VEF Blog

Titre du blog : rimes
Auteur : rimes
Date de création : 14-01-2017
 
posté le 23-12-2017 à 09:03:13

Petites ouvrières.

Jean-Baptiste Jules Trayer (1824-1909): Atelier de couture (1854)

 

  

 Petites ouvrières.

 

Midi : voici sonner l’heure des ouvrières :

Le soleil cuit l’asphalte mou sur les trottoirs :

C’est l’heure où, sur l’étain vulgaire des comptoirs,

Luisent les verres pleins d’absinthes meurtrières.

 

Midi : « Plumes et Fleurs » et « Robes et Manteaux »

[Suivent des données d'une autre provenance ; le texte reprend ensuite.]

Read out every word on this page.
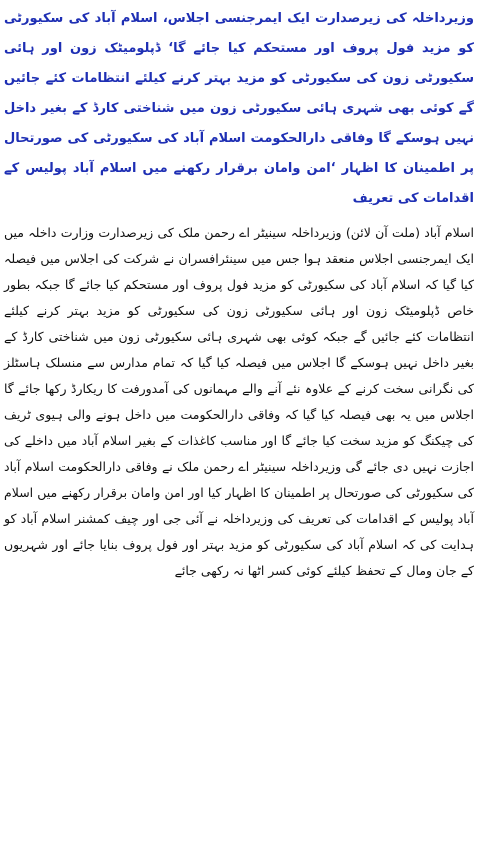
وزیرداخلہ کی زیرصدارت ایک ایمرجنسی اجلاس، اسلام آباد کی سکیورٹی کو مزید فول پروف اور مستحکم کیا جائے گا‘ ڈپلومیٹک زون اور ہائی سکیورٹی زون کی سکیورٹی کو مزید بہتر کرنے کیلئے انتظامات کئے جائیں گے کوئی بھی شہری ہائی سکیورٹی زون میں شناختی کارڈ کے بغیر داخل نہیں ہوسکے گا وفاقی دارالحکومت اسلام آباد کی سکیورٹی کی صورتحال پر اطمینان کا اظہار ‘امن وامان برقرار رکھنے میں اسلام آباد پولیس کے اقدامات کی تعریف

اسلام آباد (ملت آن لائن) وزیرداخلہ سینیٹر اے رحمن ملک کی زیرصدارت وزارت داخلہ میں ایک ایمرجنسی اجلاس منعقد ہوا جس میں سینئرافسران نے شرکت کی اجلاس میں فیصلہ کیا گیا کہ اسلام آباد کی سکیورٹی کو مزید فول پروف اور مستحکم کیا جائے گا جبکہ بطور خاص ڈپلومیٹک زون اور ہائی سکیورٹی زون کی سکیورٹی کو مزید بہتر کرنے کیلئے انتظامات کئے جائیں گے جبکہ کوئی بھی شہری ہائی سکیورٹی زون میں شناختی کارڈ کے بغیر داخل نہیں ہوسکے گا اجلاس میں فیصلہ کیا گیا کہ تمام مدارس سے منسلک ہاسٹلز کی نگرانی سخت کرنے کے علاوہ نئے آنے والے مہمانوں کی آمدورفت کا ریکارڈ رکھا جائے گا اجلاس میں یہ بھی فیصلہ کیا گیا کہ وفاقی دارالحکومت میں داخل ہونے والی ہیوی ٹریف کی چیکنگ کو مزید سخت کیا جائے گا اور مناسب کاغذات کے بغیر اسلام آباد میں داخلے کی اجازت نہیں دی جائے گی وزیرداخلہ سینیٹر اے رحمن ملک نے وفاقی دارالحکومت اسلام آباد کی سکیورٹی کی صورتحال پر اطمینان کا اظہار کیا اور امن وامان برقرار رکھنے میں اسلام آباد پولیس کے اقدامات کی تعریف کی وزیرداخلہ نے آئی جی اور چیف کمشنر اسلام آباد کو ہدایت کی کہ اسلام آباد کی سکیورٹی کو مزید بہتر اور فول پروف بنایا جائے اور شہریوں کے جان ومال کے تحفظ کیلئے کوئی کسر اٹھا نہ رکھی جائے
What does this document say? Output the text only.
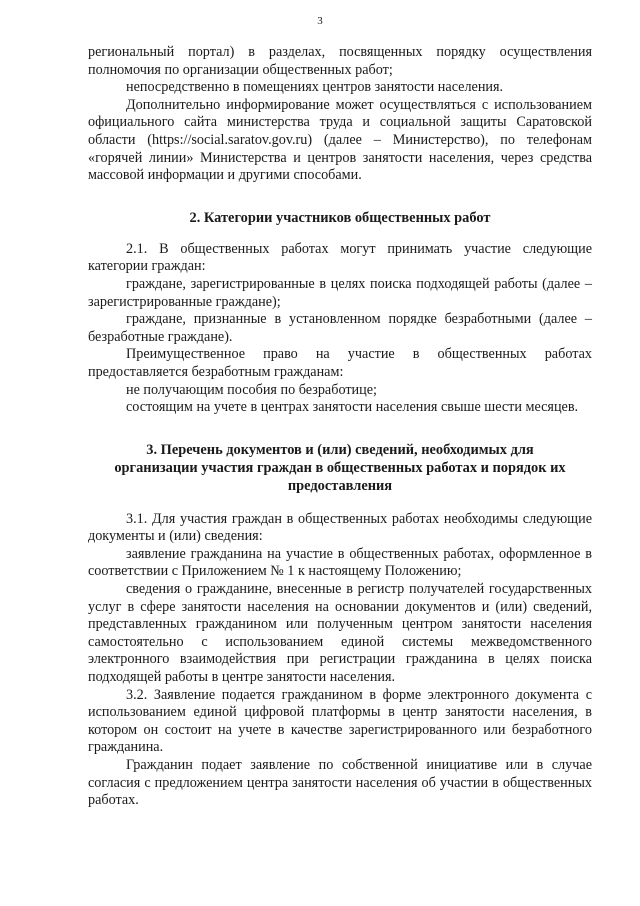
3

региональный портал) в разделах, посвященных порядку осуществления полномочия по организации общественных работ;

непосредственно в помещениях центров занятости населения.

Дополнительно информирование может осуществляться с использованием официального сайта министерства труда и социальной защиты Саратовской области (https://social.saratov.gov.ru) (далее – Министерство), по телефонам «горячей линии» Министерства и центров занятости населения, через средства массовой информации и другими способами.

2. Категории участников общественных работ

2.1. В общественных работах могут принимать участие следующие категории граждан:

граждане, зарегистрированные в целях поиска подходящей работы (далее – зарегистрированные граждане);

граждане, признанные в установленном порядке безработными (далее – безработные граждане).

Преимущественное право на участие в общественных работах предоставляется безработным гражданам:

не получающим пособия по безработице;

состоящим на учете в центрах занятости населения свыше шести месяцев.

3. Перечень документов и (или) сведений, необходимых для
организации участия граждан в общественных работах и порядок их
предоставления

3.1. Для участия граждан в общественных работах необходимы следующие документы и (или) сведения:

заявление гражданина на участие в общественных работах, оформленное в соответствии с Приложением № 1 к настоящему Положению;

сведения о гражданине, внесенные в регистр получателей государственных услуг в сфере занятости населения на основании документов и (или) сведений, представленных гражданином или полученным центром занятости населения самостоятельно с использованием единой системы межведомственного электронного взаимодействия при регистрации гражданина в целях поиска подходящей работы в центре занятости населения.

3.2. Заявление подается гражданином в форме электронного документа с использованием единой цифровой платформы в центр занятости населения, в котором он состоит на учете в качестве зарегистрированного или безработного гражданина.

Гражданин подает заявление по собственной инициативе или в случае согласия с предложением центра занятости населения об участии в общественных работах.
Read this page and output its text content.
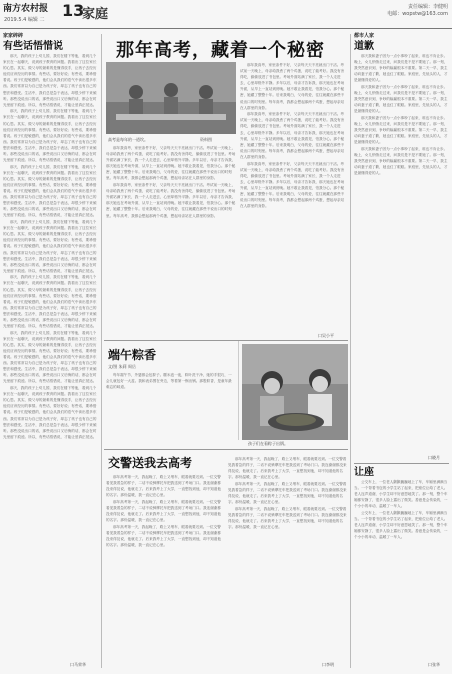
南方农村报
2019.5.4 编辑 二 13
家庭	责任编辑：李健明
电邮：wopstw@163.com
家家碎碎
有些话悟惜说

那天，我的孩子上幼儿园，我们在楼下等他，看到几个家长在一起聊天，说到孩子教育的问题。我看出了这位家长的心思。其实，做父母的最难的是懂得放手，让孩子去经历他们应该经历的事情。有些话，要好好说；有些话，要珍惜着说。孩子们是敏感的，他们会从我们的语气中读出很多东西。我们常常以为自己是为孩子好，却忘了孩子也有自己的想法和感受。生活中，我们总是急于表达，却很少停下来倾听。那些没说出口的话，那些说出口又后悔的话，都会在时光里留下痕迹。所以，有些话悟惜说，才能让爱真正抵达。

那天，我的孩子上幼儿园，我们在楼下等他，看到几个家长在一起聊天，说到孩子教育的问题。我看出了这位家长的心思。其实，做父母的最难的是懂得放手，让孩子去经历他们应该经历的事情。有些话，要好好说；有些话，要珍惜着说。孩子们是敏感的，他们会从我们的语气中读出很多东西。我们常常以为自己是为孩子好，却忘了孩子也有自己的想法和感受。生活中，我们总是急于表达，却很少停下来倾听。那些没说出口的话，那些说出口又后悔的话，都会在时光里留下痕迹。所以，有些话悟惜说，才能让爱真正抵达。

那天，我的孩子上幼儿园，我们在楼下等他，看到几个家长在一起聊天，说到孩子教育的问题。我看出了这位家长的心思。其实，做父母的最难的是懂得放手，让孩子去经历他们应该经历的事情。有些话，要好好说；有些话，要珍惜着说。孩子们是敏感的，他们会从我们的语气中读出很多东西。我们常常以为自己是为孩子好，却忘了孩子也有自己的想法和感受。生活中，我们总是急于表达，却很少停下来倾听。那些没说出口的话，那些说出口又后悔的话，都会在时光里留下痕迹。所以，有些话悟惜说，才能让爱真正抵达。

那天，我的孩子上幼儿园，我们在楼下等他，看到几个家长在一起聊天，说到孩子教育的问题。我看出了这位家长的心思。其实，做父母的最难的是懂得放手，让孩子去经历他们应该经历的事情。有些话，要好好说；有些话，要珍惜着说。孩子们是敏感的，他们会从我们的语气中读出很多东西。我们常常以为自己是为孩子好，却忘了孩子也有自己的想法和感受。生活中，我们总是急于表达，却很少停下来倾听。那些没说出口的话，那些说出口又后悔的话，都会在时光里留下痕迹。所以，有些话悟惜说，才能让爱真正抵达。

那天，我的孩子上幼儿园，我们在楼下等他，看到几个家长在一起聊天，说到孩子教育的问题。我看出了这位家长的心思。其实，做父母的最难的是懂得放手，让孩子去经历他们应该经历的事情。有些话，要好好说；有些话，要珍惜着说。孩子们是敏感的，他们会从我们的语气中读出很多东西。我们常常以为自己是为孩子好，却忘了孩子也有自己的想法和感受。生活中，我们总是急于表达，却很少停下来倾听。那些没说出口的话，那些说出口又后悔的话，都会在时光里留下痕迹。所以，有些话悟惜说，才能让爱真正抵达。

那天，我的孩子上幼儿园，我们在楼下等他，看到几个家长在一起聊天，说到孩子教育的问题。我看出了这位家长的心思。其实，做父母的最难的是懂得放手，让孩子去经历他们应该经历的事情。有些话，要好好说；有些话，要珍惜着说。孩子们是敏感的，他们会从我们的语气中读出很多东西。我们常常以为自己是为孩子好，却忘了孩子也有自己的想法和感受。生活中，我们总是急于表达，却很少停下来倾听。那些没说出口的话，那些说出口又后悔的话，都会在时光里留下痕迹。所以，有些话悟惜说，才能让爱真正抵达。

那天，我的孩子上幼儿园，我们在楼下等他，看到几个家长在一起聊天，说到孩子教育的问题。我看出了这位家长的心思。其实，做父母的最难的是懂得放手，让孩子去经历他们应该经历的事情。有些话，要好好说；有些话，要珍惜着说。孩子们是敏感的，他们会从我们的语气中读出很多东西。我们常常以为自己是为孩子好，却忘了孩子也有自己的想法和感受。生活中，我们总是急于表达，却很少停下来倾听。那些没说出口的话，那些说出口又后悔的话，都会在时光里留下痕迹。所以，有些话悟惜说，才能让爱真正抵达。

口马荣华
那年高考，藏着一个秘密
高考是每年的一道坎。	资料图

那年我高考，家里条件不好，父亲每天天不亮就出门干活。考试前一天晚上，母亲给我煮了两个鸡蛋，说吃了能考好。我没有舍得吃，偷偷放进了书包里。考场外面站满了家长，我一个人走进去，心里却格外平静。多年以后，母亲才告诉我，那天她也在考场外面，从早上一直站到傍晚。她不敢让我看见，怕我分心。那个秘密，她藏了整整十年。后来我明白，父母的爱，往往就藏在那些不说出口的时刻里。每年高考，我都会想起那两个鸡蛋，想起母亲站在人群里的身影。

那年我高考，家里条件不好，父亲每天天不亮就出门干活。考试前一天晚上，母亲给我煮了两个鸡蛋，说吃了能考好。我没有舍得吃，偷偷放进了书包里。考场外面站满了家长，我一个人走进去，心里却格外平静。多年以后，母亲才告诉我，那天她也在考场外面，从早上一直站到傍晚。她不敢让我看见，怕我分心。那个秘密，她藏了整整十年。后来我明白，父母的爱，往往就藏在那些不说出口的时刻里。每年高考，我都会想起那两个鸡蛋，想起母亲站在人群里的身影。

那年我高考，家里条件不好，父亲每天天不亮就出门干活。考试前一天晚上，母亲给我煮了两个鸡蛋，说吃了能考好。我没有舍得吃，偷偷放进了书包里。考场外面站满了家长，我一个人走进去，心里却格外平静。多年以后，母亲才告诉我，那天她也在考场外面，从早上一直站到傍晚。她不敢让我看见，怕我分心。那个秘密，她藏了整整十年。后来我明白，父母的爱，往往就藏在那些不说出口的时刻里。每年高考，我都会想起那两个鸡蛋，想起母亲站在人群里的身影。

那年我高考，家里条件不好，父亲每天天不亮就出门干活。考试前一天晚上，母亲给我煮了两个鸡蛋，说吃了能考好。我没有舍得吃，偷偷放进了书包里。考场外面站满了家长，我一个人走进去，心里却格外平静。多年以后，母亲才告诉我，那天她也在考场外面，从早上一直站到傍晚。她不敢让我看见，怕我分心。那个秘密，她藏了整整十年。后来我明白，父母的爱，往往就藏在那些不说出口的时刻里。每年高考，我都会想起那两个鸡蛋，想起母亲站在人群里的身影。

那年我高考，家里条件不好，父亲每天天不亮就出门干活。考试前一天晚上，母亲给我煮了两个鸡蛋，说吃了能考好。我没有舍得吃，偷偷放进了书包里。考场外面站满了家长，我一个人走进去，心里却格外平静。多年以后，母亲才告诉我，那天她也在考场外面，从早上一直站到傍晚。她不敢让我看见，怕我分心。那个秘密，她藏了整整十年。后来我明白，父母的爱，往往就藏在那些不说出口的时刻里。每年高考，我都会想起那两个鸡蛋，想起母亲站在人群里的身影。

口吴小平
端午粽香
文/图 朱莉 周岳

每年端午节，外婆都会包粽子。糯米泡一夜，粽叶洗干净，她的手很巧，一会儿就包好一大盆。我和表弟围在旁边，等着第一锅出锅。那股粽香，是童年最难忘的味道。

孩子们在看粽子出锅。
交警送我去高考

那年高考第一天，我起晚了，路上又堵车，眼看就要迟到。一位交警看见我着急的样子，二话不说骑摩托车把我送到了考场门口。我连谢谢都没来得及说，他就走了。后来我考上了大学，一直想找到他，却不知道他的名字。那份温暖，我一直记在心里。

那年高考第一天，我起晚了，路上又堵车，眼看就要迟到。一位交警看见我着急的样子，二话不说骑摩托车把我送到了考场门口。我连谢谢都没来得及说，他就走了。后来我考上了大学，一直想找到他，却不知道他的名字。那份温暖，我一直记在心里。

那年高考第一天，我起晚了，路上又堵车，眼看就要迟到。一位交警看见我着急的样子，二话不说骑摩托车把我送到了考场门口。我连谢谢都没来得及说，他就走了。后来我考上了大学，一直想找到他，却不知道他的名字。那份温暖，我一直记在心里。

那年高考第一天，我起晚了，路上又堵车，眼看就要迟到。一位交警看见我着急的样子，二话不说骑摩托车把我送到了考场门口。我连谢谢都没来得及说，他就走了。后来我考上了大学，一直想找到他，却不知道他的名字。那份温暖，我一直记在心里。

那年高考第一天，我起晚了，路上又堵车，眼看就要迟到。一位交警看见我着急的样子，二话不说骑摩托车把我送到了考场门口。我连谢谢都没来得及说，他就走了。后来我考上了大学，一直想找到他，却不知道他的名字。那份温暖，我一直记在心里。

那年高考第一天，我起晚了，路上又堵车，眼看就要迟到。一位交警看见我着急的样子，二话不说骑摩托车把我送到了考场门口。我连谢谢都没来得及说，他就走了。后来我考上了大学，一直想找到他，却不知道他的名字。那份温暖，我一直记在心里。

口李明
都市人家
道歉

那天我和妻子因为一点小事吵了起来，谁也不肯让步。晚上，女儿悄悄走过来，问我们是不是不要她了。那一刻，我突然意识到，争吵的输赢根本不重要。第二天一早，我主动向妻子道了歉，她也红了眼眶。家庭里，先低头的人，才是最懂得爱的人。

那天我和妻子因为一点小事吵了起来，谁也不肯让步。晚上，女儿悄悄走过来，问我们是不是不要她了。那一刻，我突然意识到，争吵的输赢根本不重要。第二天一早，我主动向妻子道了歉，她也红了眼眶。家庭里，先低头的人，才是最懂得爱的人。

那天我和妻子因为一点小事吵了起来，谁也不肯让步。晚上，女儿悄悄走过来，问我们是不是不要她了。那一刻，我突然意识到，争吵的输赢根本不重要。第二天一早，我主动向妻子道了歉，她也红了眼眶。家庭里，先低头的人，才是最懂得爱的人。

那天我和妻子因为一点小事吵了起来，谁也不肯让步。晚上，女儿悄悄走过来，问我们是不是不要她了。那一刻，我突然意识到，争吵的输赢根本不重要。第二天一早，我主动向妻子道了歉，她也红了眼眶。家庭里，先低头的人，才是最懂得爱的人。

口晓月
让座

公交车上，一位老人颤颤巍巍地上了车，车厢里满满当当。一个背着书包的小学生站了起来，把座位让给了老人。老人连声道谢，小学生却不好意思地笑了。那一刻，整个车厢都安静了，很多人脸上露出了微笑。善意是会传染的，一个小小的举动，温暖了一车人。

公交车上，一位老人颤颤巍巍地上了车，车厢里满满当当。一个背着书包的小学生站了起来，把座位让给了老人。老人连声道谢，小学生却不好意思地笑了。那一刻，整个车厢都安静了，很多人脸上露出了微笑。善意是会传染的，一个小小的举动，温暖了一车人。

口张华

C’est un long défilé de filles maigrelettes,

Sortant des ateliers pour faire leurs emplettes :

De la charcuterie et de banals gâteaux.

 

D’autres, par deux ou trois, vont dans les crémeries :

Et, toutes, se penchant pour lire le menu,

Choisissent, avec un frais sourire ingénu,

Dans la liste des mets, les plats à sucreries.

 

Ce mince déjeuner ne leur coûte pas cher :

Quinze ou vingt sous ; et puis, deux sous de violettes

Et les mignonnes au travail rentrent seulettes,

Les fleurs se parfumant du parfum de leur chair.

 

Le rouge de leur joue est de mauvais augure ;

Un mal futur se lit dans leur regard trop clair ;

Leur rire sonne faux et tristement, dans l’air,

Malgré que leur jeunesse anime leur figure.

 

Dans le Paris désert des jours lourds de l’été,

Moins pâles, cependant, sous la caresse amie

Du soleil embrasé, chauffant leur anémie,

Elles jettent partout un peu de leur gaîté.

 

Couturières, les dés protègent leurs doigts probes.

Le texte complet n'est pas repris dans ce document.